Any Scottish authors out there? It’s Book Week Scotland, so we’re taking this opportunity to share some sage wisdom from Scottish writers.

Create lovable characters

“These characters [. . .] have somehow become part of my world, just as I believe they have become part of the world of quite a number of readers in many countries. That, incidentally, gives me the greatest possible pleasure—the knowledge that we are all linked by our friendship with a group of fictional people. What a pleasant club of which to be a member!”
― Alexander McCall Smith, The Importance of Being Seven

Focus on the story

“It has always seemed to me that so long as you produce your dramatic effect, accuracy of detail matters little. I have never striven for it and I have made some bad mistakes in consequence. What matter if I hold my readers?”
— Arthur Conan Doyle

Practice your craft

“The Three Ps: practice, practice, practice. Writing is like everything else: the more you do it the better you get. Don’t try to perfect as you go along, just get to the end of the damn thing. Accept imperfections. Get it finished and then you can go back. If you try to polish every sentence there’s a chance you’ll never get past the first chapter. [. . .] Some people have just got it and some haven’t. Although, I think it can be brought out of some people so it is worthwhile joining writers’ groups or studying it. If a creative writing course produces one writer who wouldn’t have been a writer otherwise then it’s worthwhile. You kind of know if you are a writer or not. The real secret is to do it because you love writing rather than because you love the idea of being a Writer. . . ”
― Iain Banks, The Guardian


“The first piece of advice I would give any writer is to read a lot and to read widely. Firstly you start to realize what’s out there and what isn’t out there. Publishers are looking for stories that haven’t been told before. Reading other people can also improve your own writing. I love reading poetry even though I wouldn’t think of writing it. A great poet can say in two lines what it takes me a whole novel to express. If I’ve learned from any kind of writing, it’s poetry – and the lesson is concision.
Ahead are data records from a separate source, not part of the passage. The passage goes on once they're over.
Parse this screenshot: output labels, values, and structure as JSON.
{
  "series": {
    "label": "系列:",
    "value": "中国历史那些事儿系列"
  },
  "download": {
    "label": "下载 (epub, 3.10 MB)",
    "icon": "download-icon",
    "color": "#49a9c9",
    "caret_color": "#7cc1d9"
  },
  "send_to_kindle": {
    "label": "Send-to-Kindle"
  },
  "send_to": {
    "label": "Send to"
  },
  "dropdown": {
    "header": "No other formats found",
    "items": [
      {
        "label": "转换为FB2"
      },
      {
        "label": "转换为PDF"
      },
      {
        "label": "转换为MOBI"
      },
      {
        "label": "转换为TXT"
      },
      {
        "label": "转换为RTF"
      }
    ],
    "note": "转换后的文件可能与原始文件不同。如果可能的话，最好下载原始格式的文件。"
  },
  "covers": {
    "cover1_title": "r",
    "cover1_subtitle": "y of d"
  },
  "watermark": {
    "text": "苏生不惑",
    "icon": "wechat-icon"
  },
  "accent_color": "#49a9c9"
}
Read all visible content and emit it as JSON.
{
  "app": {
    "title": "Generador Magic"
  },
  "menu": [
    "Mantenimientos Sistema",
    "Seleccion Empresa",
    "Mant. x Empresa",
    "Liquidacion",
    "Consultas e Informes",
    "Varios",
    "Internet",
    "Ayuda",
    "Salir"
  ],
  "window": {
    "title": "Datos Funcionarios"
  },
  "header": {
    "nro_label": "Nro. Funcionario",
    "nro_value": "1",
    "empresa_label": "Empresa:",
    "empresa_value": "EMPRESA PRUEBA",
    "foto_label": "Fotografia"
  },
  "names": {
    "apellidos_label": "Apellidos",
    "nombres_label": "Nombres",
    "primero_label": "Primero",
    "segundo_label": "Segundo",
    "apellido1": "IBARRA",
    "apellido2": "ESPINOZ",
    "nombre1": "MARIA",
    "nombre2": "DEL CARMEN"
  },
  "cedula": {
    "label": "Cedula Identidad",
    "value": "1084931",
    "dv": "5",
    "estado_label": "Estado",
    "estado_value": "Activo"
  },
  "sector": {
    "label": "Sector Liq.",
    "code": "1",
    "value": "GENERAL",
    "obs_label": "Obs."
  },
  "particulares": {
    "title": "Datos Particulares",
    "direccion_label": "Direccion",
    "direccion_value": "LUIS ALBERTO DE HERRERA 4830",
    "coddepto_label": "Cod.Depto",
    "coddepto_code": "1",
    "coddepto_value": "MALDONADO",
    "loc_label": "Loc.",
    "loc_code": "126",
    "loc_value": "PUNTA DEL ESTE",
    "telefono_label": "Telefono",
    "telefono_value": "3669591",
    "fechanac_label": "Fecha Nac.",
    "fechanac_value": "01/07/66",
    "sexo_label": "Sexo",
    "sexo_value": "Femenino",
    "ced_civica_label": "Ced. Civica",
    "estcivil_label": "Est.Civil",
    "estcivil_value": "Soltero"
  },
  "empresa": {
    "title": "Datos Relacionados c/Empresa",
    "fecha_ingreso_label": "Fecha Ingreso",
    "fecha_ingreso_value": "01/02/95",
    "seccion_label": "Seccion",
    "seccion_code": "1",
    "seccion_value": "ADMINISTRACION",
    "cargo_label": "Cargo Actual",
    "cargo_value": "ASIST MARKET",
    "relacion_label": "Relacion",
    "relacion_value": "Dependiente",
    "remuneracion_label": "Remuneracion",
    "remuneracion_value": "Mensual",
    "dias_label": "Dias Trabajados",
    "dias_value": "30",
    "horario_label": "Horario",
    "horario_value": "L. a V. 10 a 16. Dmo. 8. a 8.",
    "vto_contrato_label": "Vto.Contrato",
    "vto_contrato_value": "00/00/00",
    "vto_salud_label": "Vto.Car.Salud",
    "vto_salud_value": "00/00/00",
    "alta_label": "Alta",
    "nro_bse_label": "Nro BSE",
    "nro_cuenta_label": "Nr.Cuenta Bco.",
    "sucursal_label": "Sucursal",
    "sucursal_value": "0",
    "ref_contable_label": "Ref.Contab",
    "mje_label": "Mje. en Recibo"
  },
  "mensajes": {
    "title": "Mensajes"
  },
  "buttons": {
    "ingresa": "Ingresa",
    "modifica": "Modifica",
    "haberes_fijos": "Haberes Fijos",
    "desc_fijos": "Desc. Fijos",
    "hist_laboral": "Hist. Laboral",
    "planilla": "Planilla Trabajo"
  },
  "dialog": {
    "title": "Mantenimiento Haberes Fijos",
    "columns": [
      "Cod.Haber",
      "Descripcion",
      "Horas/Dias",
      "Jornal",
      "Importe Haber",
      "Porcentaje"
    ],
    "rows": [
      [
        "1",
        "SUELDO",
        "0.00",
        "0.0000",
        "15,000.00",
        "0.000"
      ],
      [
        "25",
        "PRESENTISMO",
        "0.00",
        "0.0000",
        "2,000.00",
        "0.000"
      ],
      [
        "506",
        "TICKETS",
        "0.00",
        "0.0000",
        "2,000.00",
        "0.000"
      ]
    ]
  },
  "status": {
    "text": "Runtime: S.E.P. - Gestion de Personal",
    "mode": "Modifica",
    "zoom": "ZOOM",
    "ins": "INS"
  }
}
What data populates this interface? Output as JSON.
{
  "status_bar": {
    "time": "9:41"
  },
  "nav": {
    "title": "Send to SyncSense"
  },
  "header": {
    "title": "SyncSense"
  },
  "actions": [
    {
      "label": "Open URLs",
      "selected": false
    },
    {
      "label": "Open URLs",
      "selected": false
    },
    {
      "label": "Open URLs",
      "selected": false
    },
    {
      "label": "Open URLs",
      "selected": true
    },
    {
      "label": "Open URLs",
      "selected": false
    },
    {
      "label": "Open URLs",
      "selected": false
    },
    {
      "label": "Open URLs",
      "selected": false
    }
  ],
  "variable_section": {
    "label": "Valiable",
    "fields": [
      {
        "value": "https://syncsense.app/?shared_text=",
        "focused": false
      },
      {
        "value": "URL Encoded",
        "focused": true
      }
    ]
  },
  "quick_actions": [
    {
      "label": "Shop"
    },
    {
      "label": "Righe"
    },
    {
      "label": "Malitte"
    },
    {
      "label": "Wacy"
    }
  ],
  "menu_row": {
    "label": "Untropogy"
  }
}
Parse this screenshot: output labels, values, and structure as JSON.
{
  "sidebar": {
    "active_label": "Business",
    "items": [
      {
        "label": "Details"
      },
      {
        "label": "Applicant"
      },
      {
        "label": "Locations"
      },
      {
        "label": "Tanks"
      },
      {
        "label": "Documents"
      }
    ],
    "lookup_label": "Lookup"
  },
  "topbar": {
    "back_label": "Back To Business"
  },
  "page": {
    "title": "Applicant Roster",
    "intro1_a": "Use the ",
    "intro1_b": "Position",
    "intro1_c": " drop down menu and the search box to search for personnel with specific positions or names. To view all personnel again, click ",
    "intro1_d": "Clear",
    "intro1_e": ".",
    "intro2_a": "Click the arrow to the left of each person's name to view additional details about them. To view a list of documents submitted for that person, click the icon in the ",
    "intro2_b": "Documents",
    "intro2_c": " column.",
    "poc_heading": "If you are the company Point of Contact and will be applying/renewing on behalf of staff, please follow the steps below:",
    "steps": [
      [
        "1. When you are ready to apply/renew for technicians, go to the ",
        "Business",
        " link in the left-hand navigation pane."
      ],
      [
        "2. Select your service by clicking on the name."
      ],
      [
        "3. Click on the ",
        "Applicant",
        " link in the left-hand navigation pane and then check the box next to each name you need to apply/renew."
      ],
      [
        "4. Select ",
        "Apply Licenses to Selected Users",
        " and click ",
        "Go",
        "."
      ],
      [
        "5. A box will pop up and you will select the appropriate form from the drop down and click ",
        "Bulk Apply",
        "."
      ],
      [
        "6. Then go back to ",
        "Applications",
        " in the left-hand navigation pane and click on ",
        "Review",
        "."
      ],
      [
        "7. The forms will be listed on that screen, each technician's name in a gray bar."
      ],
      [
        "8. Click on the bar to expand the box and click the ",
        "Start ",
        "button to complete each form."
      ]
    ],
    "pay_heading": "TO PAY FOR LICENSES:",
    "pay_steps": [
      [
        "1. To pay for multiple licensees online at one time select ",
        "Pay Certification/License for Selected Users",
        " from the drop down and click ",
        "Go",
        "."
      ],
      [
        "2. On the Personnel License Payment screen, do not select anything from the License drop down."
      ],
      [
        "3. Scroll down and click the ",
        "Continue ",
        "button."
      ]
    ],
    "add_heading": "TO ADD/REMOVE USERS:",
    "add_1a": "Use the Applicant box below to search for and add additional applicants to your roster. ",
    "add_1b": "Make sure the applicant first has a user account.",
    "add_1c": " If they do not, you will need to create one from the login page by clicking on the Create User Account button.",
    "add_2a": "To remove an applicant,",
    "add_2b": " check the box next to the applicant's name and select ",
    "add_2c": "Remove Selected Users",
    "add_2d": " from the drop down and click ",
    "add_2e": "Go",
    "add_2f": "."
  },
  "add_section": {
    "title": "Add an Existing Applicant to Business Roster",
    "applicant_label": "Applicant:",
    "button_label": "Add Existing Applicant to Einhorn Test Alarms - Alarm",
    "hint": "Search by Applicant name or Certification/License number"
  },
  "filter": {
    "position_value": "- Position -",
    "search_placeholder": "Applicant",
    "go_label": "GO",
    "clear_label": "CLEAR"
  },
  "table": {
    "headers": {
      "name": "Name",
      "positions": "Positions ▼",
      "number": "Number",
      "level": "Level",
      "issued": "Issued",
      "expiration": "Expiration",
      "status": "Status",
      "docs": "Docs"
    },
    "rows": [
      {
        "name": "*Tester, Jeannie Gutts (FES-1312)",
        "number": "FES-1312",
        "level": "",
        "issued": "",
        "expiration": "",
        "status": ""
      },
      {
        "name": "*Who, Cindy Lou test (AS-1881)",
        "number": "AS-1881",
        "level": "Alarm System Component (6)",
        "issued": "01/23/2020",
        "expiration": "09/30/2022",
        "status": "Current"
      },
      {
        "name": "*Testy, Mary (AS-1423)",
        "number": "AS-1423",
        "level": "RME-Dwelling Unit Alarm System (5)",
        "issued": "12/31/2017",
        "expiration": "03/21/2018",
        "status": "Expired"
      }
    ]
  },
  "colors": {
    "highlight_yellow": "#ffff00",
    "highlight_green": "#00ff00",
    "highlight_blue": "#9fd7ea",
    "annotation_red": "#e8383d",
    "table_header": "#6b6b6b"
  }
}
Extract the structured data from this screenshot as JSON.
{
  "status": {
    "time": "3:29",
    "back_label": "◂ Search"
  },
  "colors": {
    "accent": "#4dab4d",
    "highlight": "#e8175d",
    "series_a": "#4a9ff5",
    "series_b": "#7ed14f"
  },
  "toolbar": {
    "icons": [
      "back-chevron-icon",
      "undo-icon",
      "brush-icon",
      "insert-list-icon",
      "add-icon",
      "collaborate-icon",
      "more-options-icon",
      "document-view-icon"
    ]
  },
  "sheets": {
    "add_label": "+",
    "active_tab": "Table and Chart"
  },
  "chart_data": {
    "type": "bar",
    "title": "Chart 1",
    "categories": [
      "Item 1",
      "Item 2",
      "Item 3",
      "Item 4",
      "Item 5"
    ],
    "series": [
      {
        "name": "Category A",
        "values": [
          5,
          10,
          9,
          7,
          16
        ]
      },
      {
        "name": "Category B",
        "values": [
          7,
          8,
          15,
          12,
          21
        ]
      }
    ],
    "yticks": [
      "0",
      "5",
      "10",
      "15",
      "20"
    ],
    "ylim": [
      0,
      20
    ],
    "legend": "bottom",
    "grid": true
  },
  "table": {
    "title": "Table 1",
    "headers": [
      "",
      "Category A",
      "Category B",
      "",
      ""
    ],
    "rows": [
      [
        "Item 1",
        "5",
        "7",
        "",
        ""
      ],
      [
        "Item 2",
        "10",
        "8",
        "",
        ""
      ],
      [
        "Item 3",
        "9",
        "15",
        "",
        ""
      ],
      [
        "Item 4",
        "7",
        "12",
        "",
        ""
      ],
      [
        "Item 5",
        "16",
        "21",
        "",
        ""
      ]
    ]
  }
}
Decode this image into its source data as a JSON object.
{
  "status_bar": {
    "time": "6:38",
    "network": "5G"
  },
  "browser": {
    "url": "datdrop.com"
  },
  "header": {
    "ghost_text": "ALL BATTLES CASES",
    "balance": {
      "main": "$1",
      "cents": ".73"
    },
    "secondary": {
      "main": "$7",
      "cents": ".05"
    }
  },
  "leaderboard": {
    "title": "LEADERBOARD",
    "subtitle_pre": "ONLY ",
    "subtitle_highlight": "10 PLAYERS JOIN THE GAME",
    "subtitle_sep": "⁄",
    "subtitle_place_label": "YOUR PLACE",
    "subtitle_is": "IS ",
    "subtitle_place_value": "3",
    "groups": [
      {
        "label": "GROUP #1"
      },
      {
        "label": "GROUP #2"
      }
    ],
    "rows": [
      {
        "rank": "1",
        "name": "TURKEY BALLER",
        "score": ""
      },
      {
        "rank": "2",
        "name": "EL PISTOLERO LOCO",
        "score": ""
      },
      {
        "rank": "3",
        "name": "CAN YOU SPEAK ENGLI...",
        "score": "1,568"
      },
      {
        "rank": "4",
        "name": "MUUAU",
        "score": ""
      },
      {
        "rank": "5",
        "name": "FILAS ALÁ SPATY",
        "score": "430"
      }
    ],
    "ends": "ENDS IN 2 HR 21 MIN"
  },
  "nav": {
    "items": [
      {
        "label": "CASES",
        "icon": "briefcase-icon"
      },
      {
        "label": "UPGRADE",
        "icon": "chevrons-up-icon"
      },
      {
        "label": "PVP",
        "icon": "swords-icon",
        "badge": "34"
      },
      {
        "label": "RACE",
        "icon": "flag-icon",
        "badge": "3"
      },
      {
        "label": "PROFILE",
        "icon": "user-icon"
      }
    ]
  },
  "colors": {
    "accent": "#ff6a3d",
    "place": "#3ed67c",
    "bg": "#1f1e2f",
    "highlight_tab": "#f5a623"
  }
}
What can you leave out and the reader will still get the message?”
― Ian Rankin

But not too much!

“Folk said he had once been a scholar and written books and learned and learned till his brain fair softened and right off his head he’d gone and into the poorhouse asylum.”
— Lewis Grassic GibbonSunset Song (A Scots Quair, #1)

Always be prepared to take notes

“I kept always two books in my pocket, one to read, one to write in.”
― Robert Louis StevensonEssays of Robert Louis Stevenson

Record what you read

“Every man should keep minutes of whatever he reads. Every circumstance of his studies should be recorded; what books he has consulted; how much of them he has read; at what times; how often the same authors; and what opinions he formed of them, at different periods of his life. Such an account would much illustrate the history of his mind.”
— James Boswell, Journal of a Tour to the Hebrides

Choose your friends wisely

“Never trust people who’ve only got one f**king book.”
— Billy Connolly

 You should probably get a cat

“If you want to concentrate deeply on some problem, and especially some piece of writing or paper-work, you should acquire a cat. Alone with the cat in the room where you work . . . the cat will invariably get up on your desk and settle placidly under the desk lamp . . . The cat will settle down and be serene, with a serenity that passes all understanding. And the tranquility of the cat will gradually come to affect you, sitting there at your desk, so that all the excitable qualities that impede your concentration compose themselves and give your mind back the self-command it has lost. You need not watch the cat all the time. Its presence alone is enough. The effect of a cat on your concentration is remarkable, very mysterious.”